商工会議所や商工会の連携。アクセス難を克服する移動式拠点「出張AIセンター」
——センターで受講された方が、学んだことをきっかけに県内の企業同士で協業したり、自治体や支援機関との間で相乗効果が生まれたりといった連携や成果の事例はありますか。
大山 高裕さん経済団体や自治体との連携事例はあります。現在、センターで展示しているデジタル機器等について、地域で開催する部会やセミナーに併せて御紹介する「出張AIセンター」という取組です。
当センターは、宇都宮市にありますが、県南や県北地域など、なかなか宇都宮市に来る時間が取れなかったり、交通が不便な地域に立地していたりという企業の皆様もいますので、地域の商工会議所や商工会などと連携して、会員が集まる場などを活用して、デジタル化に関する情報提供や、実機の体験などを行っています。

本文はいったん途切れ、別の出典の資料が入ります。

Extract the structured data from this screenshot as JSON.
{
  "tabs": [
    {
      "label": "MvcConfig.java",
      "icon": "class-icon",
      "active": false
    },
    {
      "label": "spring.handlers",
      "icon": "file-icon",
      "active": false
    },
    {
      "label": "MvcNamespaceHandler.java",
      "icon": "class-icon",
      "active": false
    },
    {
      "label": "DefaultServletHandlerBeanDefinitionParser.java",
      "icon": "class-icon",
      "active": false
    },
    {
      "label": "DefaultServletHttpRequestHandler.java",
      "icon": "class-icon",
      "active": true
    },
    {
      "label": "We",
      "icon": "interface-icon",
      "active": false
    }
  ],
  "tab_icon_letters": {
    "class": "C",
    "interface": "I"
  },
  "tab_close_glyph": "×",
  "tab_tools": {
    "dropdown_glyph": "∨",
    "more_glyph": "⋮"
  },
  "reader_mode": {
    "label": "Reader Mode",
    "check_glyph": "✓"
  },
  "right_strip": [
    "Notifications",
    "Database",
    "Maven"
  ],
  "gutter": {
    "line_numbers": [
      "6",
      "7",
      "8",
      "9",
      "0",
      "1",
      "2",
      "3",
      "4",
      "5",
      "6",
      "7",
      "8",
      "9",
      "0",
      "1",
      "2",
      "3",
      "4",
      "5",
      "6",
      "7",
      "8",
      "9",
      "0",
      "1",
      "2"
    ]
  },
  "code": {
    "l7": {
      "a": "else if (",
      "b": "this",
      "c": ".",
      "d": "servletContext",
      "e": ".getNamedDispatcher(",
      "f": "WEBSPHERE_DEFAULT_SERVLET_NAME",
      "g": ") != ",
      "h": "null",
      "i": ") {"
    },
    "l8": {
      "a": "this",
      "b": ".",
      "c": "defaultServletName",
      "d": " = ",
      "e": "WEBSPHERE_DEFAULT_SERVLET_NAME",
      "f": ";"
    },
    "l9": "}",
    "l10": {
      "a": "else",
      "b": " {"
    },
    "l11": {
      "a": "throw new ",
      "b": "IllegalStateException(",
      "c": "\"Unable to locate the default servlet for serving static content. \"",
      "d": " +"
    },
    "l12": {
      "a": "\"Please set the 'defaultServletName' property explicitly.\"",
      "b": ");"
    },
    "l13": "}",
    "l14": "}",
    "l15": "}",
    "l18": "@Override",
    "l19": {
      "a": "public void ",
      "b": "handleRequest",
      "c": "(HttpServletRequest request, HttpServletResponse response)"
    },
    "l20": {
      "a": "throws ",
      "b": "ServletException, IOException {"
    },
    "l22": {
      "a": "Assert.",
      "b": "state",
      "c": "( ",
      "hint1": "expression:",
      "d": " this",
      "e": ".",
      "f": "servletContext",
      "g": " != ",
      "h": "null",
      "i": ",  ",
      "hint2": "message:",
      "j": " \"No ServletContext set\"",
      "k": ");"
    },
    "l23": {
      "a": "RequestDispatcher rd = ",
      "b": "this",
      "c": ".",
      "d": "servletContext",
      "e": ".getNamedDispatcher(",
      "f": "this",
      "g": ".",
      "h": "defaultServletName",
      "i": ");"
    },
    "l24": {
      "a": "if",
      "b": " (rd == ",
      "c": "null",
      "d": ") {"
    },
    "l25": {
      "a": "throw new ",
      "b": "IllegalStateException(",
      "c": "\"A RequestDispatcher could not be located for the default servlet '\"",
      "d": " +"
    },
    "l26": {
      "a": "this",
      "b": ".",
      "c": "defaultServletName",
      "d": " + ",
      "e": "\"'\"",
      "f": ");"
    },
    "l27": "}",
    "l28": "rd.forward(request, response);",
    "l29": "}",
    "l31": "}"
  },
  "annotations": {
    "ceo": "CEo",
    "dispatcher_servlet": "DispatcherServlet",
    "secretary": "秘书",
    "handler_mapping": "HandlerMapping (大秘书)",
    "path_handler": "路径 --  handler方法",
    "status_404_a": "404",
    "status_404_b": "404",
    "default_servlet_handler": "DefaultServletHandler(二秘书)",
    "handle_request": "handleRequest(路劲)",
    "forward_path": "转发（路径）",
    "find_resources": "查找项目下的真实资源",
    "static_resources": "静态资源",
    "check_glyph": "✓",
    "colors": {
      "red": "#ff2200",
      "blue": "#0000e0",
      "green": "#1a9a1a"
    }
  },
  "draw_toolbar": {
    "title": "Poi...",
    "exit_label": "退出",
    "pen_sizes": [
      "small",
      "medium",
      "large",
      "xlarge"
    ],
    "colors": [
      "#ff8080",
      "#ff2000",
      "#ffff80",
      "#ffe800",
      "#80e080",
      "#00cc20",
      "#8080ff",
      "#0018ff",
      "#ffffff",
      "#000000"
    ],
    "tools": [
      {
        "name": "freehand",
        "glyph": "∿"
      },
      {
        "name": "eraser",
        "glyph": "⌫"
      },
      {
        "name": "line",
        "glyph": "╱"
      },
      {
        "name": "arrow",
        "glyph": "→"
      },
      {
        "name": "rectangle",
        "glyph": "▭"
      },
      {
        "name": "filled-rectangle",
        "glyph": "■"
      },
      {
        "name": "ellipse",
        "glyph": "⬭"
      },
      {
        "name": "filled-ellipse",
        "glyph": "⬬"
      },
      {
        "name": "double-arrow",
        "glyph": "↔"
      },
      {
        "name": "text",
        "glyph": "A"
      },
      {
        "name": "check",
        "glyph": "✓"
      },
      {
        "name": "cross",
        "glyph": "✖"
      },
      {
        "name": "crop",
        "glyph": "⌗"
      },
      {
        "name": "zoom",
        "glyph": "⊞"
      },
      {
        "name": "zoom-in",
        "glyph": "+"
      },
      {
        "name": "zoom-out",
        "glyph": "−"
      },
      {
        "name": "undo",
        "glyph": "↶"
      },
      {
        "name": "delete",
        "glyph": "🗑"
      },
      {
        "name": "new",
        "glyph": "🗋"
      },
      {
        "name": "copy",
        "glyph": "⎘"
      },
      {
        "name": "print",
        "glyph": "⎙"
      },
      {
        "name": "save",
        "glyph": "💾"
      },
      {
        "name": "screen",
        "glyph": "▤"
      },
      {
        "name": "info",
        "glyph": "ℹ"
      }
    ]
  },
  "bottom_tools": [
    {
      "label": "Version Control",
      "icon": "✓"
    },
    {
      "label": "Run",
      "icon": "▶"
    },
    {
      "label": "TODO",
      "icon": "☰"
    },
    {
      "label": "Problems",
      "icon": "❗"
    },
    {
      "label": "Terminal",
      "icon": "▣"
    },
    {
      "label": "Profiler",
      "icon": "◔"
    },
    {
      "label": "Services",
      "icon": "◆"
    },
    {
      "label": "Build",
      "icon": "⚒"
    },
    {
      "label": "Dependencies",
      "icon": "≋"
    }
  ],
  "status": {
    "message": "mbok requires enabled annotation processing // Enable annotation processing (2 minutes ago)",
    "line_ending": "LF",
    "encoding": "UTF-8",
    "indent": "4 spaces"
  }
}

——その「出張AIセンター」は、県内でも注目を集め、盛り上がっているのでしょうか。
大山 高裕さん徐々にいろいろな団体からお声掛けをいただくようになってきています。栃木県には、9つの商工会議所と33の商工会が存在します。セミナーを主催した団体がエンドユーザーである中小企業の皆様などにAIセンターを紹介してくださり、そこから新たな困りごとの相談につながるといった連携も生まれております。
——地理的にアクセスが難しい方でも、「出張AIセンター」を通じてさまざまな最新情報に触れられるのは素晴らしい取り組みですね。
大山 高裕さん私たちとしても、そうした地域の皆様と直接接点を持てることは非常にありがたく、今後も積極的に取り組んでいきたいと考えております。
——さまざまな接点が広がることで、AIを活用した課題解決の輪が県内に広がっていきそうですね。
完璧を目指さない。小さなPDCAが従業員の時間を創出する
——これからDXの扉を叩こうとしている、あるいはDXを推進したいと考えている企業の方に向けて、メッセージをお願いします。
大山 高裕さんDXは、システムを導入して終わりではなく、社内にしっかりと定着させることが重要だと考えています。途中で諦めず、当センターのような公的機関を活用していただきながら、継続的に進めていただけると幸いです。
まだご利用になったことがない皆様におかれては、「何から取り組んでいいかわからない」という場合であっても、デジタル化に興味があり「何かを変えたい」「新しくチャレンジしたい」という思いをお持ちであれば、「ここから始めてみてはいかがですか」という助言をさせていただけると思います。ぜひ、お気軽に当センターをご利用いただければと思います。
——まずは課題の洗い出しを入り口として、気軽にセンターを活用してほしいということですね。
大山 高裕さん小さく始めて、結果を検証し、次の一手をどうするかを考え、さらなる一歩を踏み出すという小さなPDCAサイクルを繰り返していくことで、徐々にDXが進み、会社の業務改善、従業員の仕事とプライベートの充実などにもつながっていくのではないかと考えています。

変化を味方にするマインドが、地域経済の活力を支える
DXの第一歩は、決して高いハードルではありません。とちぎビジネスAIセンターが提唱するのは、「小さく始めてPDCAを回す」こと、そして「完璧を目指さず、まずは試してみる」というマインドセットです。公的な支援機関を賢く活用することで、コストを抑えながら最新技術を自社の武器に昇華させることができるでしょう。DX人材とは、ツールの操作に長けた人ではなく、データを通じて自社の課題を見つけ、解決の一歩を踏み出せる人を指します。変化を恐れず学び続けることが、あなたのキャリアを拓く鍵となります。